There are filmmakers who are so good the minute you start watching their work, you know, you just know, that you’re in safe hands. Spanish director Pedro Almodóvar has long belonged to that select group of The Greats, a fact proven time again by his remarkable, groundbreaking filmography spanning over four decades and established anew by his latest opus PAIN AND GLORY.
The expansive, ostensibly autobiographical drama revolves around the late-life crisis of successful filmmaker Salvador (Antonio Banderas), whose creative drive has been choked by physical ailments and unresolved emotional baggage. In his poshly isolated, somewhat vacuous retired life he finds himself reminiscing about his childhood. About his mother (Penélope Cruz) and the other women from the village who did laundry by the river, about his family’s relocation and how his young self was captivated by their new home in the catacomb, its brilliant skylight and that interesting builder guy who came by to paint their walls and learn the alphabet. Meanwhile, Salvador reconnects with actor Alberto (Asier Etxeandia) after the former collaborative partners fell out thirty years ago. This in turn leads him down a heroin-filled path that ends with him meeting old flame Federico (Leonardo Sbaraglia) who’s now married with kids.
As always, Almodóvar’s screenplay is a feat to behold. The way he structures the film is complex, with the protagonist’s thought process meandering across places and times in a kind of freewheeling reverie. And yet at no point are you not 100% with him, (re)discovering the people he met along the way that made him who he is. Less confident or sensitive writers may feel the need to create a more substantial central “conflict” for a film that is essentially just about one man’s journey through life. It takes someone with Almodóvar’s eye and penmanship to see the extraordinary in a skipped heartbeat or a pang of regret and to communicate that with empathy, grace and suspense. It’s a testament to the restraint and sheer evocative beauty of his writing that the film never resorts to cheap, sensationalistic plot devices, yet remains riveting throughout and leaves you profoundly moved.
The cast is phenomenal across the board. Banderas channels someone whose past is catching up with them after a life lived unexamined (Almodóvar himself?) with exceptional ease. By never going for the overtly dramatic or emphatically emotional, he shows an innate understanding of the character. The performance is not in doing a voice or crying on command, it’s in every wrinkle, every line on his face, a face that has lived through so much it hardly bothers to act surprised anymore. Etxeandia, Sbaraglia and Cruz all nailed their respective supporting roles, each embodying a vital piece of an organic, colorful puzzle with great persuasion.
Also can we talk about how gorgeous this movie looks? Almodóvar’s unerring sense of aesthetics ensures that sophisticated urban interior and bare subterranean caves look equally stunning.
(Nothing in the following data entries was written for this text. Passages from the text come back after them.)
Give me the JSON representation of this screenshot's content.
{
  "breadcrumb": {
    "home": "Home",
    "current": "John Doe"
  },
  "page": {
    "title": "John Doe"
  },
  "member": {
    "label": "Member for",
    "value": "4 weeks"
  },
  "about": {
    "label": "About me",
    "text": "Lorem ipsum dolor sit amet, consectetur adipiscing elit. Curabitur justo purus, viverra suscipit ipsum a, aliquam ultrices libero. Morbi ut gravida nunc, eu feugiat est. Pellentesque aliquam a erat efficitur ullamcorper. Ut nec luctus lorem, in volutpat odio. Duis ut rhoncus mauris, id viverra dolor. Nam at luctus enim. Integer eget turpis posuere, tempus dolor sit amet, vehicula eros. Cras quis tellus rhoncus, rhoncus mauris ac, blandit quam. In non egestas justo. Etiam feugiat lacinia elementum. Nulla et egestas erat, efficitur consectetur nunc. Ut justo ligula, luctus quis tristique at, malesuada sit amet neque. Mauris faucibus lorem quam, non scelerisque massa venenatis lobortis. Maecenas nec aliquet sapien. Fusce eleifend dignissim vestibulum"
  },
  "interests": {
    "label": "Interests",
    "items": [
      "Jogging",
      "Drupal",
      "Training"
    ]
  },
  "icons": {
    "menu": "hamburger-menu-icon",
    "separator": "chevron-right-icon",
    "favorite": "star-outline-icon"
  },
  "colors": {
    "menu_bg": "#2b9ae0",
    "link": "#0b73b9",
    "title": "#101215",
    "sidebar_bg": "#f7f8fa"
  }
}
How he makes the whites shine and the yellows sing. And the reds! My God the reds.
We’ve seen some very skilled, daring, visually striking films in competition so far. But if we’re talking about complete and effortless mastery of the craft, about storytelling so eloquent and breezily compelling it feels like second nature, I don’t think anyone even comes close to the Spanish maestro.
Speaking of visually striking films, Austrian director Jessica Hausner’s sci-fi thriller LITTLE JOE also screened last night in competition. The film mainly covers familiar ground from the body snatcher genre, but does play with some ideas about reality and perception to unsettling effect. And the way it looks and sounds is hauntingly seductive for sure.
The story takes place at a bio-engineering lab where professional plant breeders cultivate flowers with specific qualities. A major breakthrough arrives in the form of “Little Joe”, a new breed of flower which, when attended to with care and love (“they like to be talked to”), will emit a pollen that makes the owner happy. Things first get weird when one of the breeders insists her dog is not the same dog after being exposed to the pollen. Alice (Emily Beecham), the creator of Little Joe, laughs this off as crazy talk at first, until she notices her teammate Chris (Ben Whishaw) and even her son Joe (namesake of the flower) start to turn into strangers.
Like THE KILLING OF A SACRED DEER before it, LITTLE JOE is more or less straight-up genre fare, which rarely gets included in the Cannes competition lineup. And just as Lanthimos’ film did, it puts you in a hostile environment with its own sinister rules. Through clinically precise visual design, including expressive use of lighting and framing, Hausner is able to sustain an otherworldly atmosphere that evokes paranoia and dread. The strange, at times shrilly discordant score is a bold and likely divisive choice, but it certainly keys you in on all the nastiness bubbling under the perfectly manicured surface.